Google Changes How It Creates Page Titles in SERPs
On Tuesday (24th August 2021), Google confirmed that it had changed the way it dynamically created page titles used in its search result listings.
What’s the change?
Previously, Google would use the search query which a user had used to formulate the page title it would return with a given listing.
Instead, Google will now use “text that humans can visually see when they arrive on the web page”.

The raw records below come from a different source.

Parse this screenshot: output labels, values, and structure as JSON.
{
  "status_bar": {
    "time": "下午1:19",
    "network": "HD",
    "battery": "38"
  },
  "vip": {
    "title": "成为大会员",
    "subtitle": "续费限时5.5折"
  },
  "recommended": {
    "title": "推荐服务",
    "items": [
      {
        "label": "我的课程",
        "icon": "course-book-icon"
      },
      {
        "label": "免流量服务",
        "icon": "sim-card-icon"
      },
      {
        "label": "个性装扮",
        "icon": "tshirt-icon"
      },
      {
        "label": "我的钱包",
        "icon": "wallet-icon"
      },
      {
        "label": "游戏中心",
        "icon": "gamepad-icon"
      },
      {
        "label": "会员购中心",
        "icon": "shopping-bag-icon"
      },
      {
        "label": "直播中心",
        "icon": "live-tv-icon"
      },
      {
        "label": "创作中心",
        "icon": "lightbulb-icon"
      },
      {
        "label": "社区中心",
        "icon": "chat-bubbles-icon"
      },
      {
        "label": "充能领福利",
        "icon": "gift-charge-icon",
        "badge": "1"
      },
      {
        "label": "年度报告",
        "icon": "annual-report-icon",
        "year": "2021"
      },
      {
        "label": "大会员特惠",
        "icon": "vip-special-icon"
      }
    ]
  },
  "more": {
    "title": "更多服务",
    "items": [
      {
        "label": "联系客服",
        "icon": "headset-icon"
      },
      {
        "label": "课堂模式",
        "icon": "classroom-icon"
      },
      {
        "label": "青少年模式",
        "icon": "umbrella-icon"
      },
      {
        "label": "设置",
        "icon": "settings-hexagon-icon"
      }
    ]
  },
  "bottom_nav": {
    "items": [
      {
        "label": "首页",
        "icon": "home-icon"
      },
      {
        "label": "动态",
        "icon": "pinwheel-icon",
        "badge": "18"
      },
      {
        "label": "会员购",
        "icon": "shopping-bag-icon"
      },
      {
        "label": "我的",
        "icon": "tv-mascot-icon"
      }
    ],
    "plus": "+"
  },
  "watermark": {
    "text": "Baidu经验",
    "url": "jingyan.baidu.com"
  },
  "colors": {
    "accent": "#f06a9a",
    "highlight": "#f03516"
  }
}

Essentially, anything that is now included in your main page content can be pulled in to inform the page title that Google will show within the SERP.
This means any content that is included within H1’s, or other header tags, as well as content that is prominently featured throughout the page may be used.
What does this mean for HTML page titles?
The short answer is, not much.
Google has said that it will still use the HTML page title 80% of the time.
Therefore, continuing to optimise and include these page titles is still an important part of your on-page SEO strategy.
When will Google change your title?
Google has said it will look to change the title in certain cases when it believes it can create a more readable and accessible title for users.
This can include appending brand names to the end of titles or pulling relevant sections from HTML titles which are too long, and therefore truncated in the standard SERP result.
What is the potential impact of this change?
Google changing the page title it serves in the search results may have little to no impact, depending on whether or not your site is affected in the 20% of cases the search engines says this happens.
One way to monitor the potential impact of this is to continually review the CTR of specific search terms and pages within Google Search Console.
While Google has stated that their testing has shown that this new approach has led to the creation of better page titles, in some cases they may perform worse than what was previously being served.
It’s worth noting that for years the prescribed meta descriptions of pages have also been disregarded when it comes to SERP display, with Google electing to use other content on the page that is algorithmically determined to be more relevant to the searcher.
What can you do to minimise the impact?
As mentioned earlier, continuing to optimise your HTML titles is the best way to try and ensure Google does not feel the need to make any changes to your title.
Specific, relevant, keyword targeted page titles that fit Google’s parameters should continue to be preferred and served without intervention.